Olhar um corpo quieto e sem fôlego, a quem o acinzentar das carnes e a rigidez das expressões tornam uma presença intrusa no meio de tantos pensamentos e memórias, é o que faz também a astrofísica Kathleen O’ Connor. No deserto do Atacama, a visibilidade do céu noturno convida olhos gulosos a indagar as profundezas do universo, como sejam a luz das estrelas primitivas e das primeiras galáxias.

O’ Connor observa agora a morte. O seu tio, Michael Mahon, não se parece nada com o autor das mais engraçadas anedotas do condado de Donegal, apenas um corpúsculo sem luz na embocadura de um buraco negro.

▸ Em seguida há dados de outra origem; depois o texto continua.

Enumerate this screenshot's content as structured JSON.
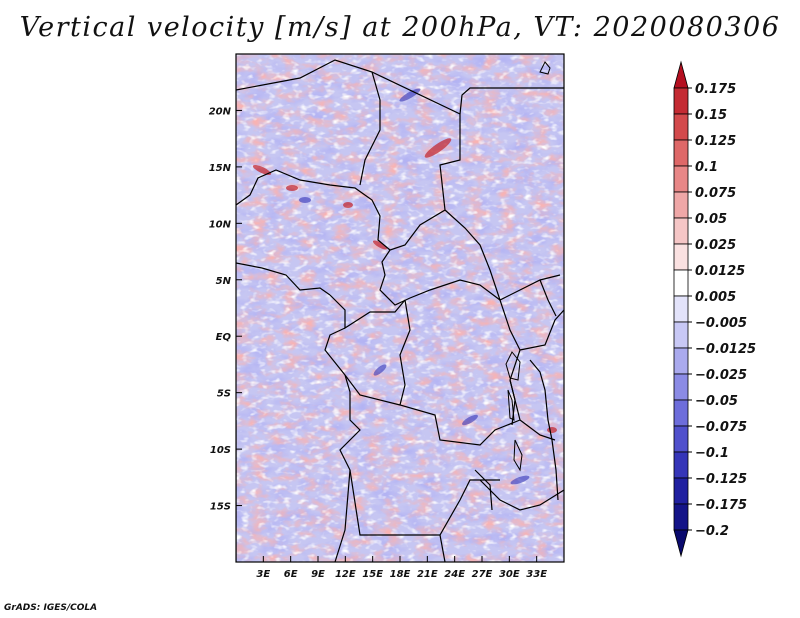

Dos amigos que teve poucos vieram, um deles o velhote de pele vermelhusca e camisola de lã, com um barrete grosseiro de pescador na mão direita.

Na igreja entrou agora Mary Gallagher. É uma mulher notada, com o seu peculiar vestuário de couros e acessórios de luto. De ambas as metade da face escorre um curto leito de lágrimas e produtos cosméticos, um sulco comprovativo de que a mágoa nos suja o rosto e o deforma sempre.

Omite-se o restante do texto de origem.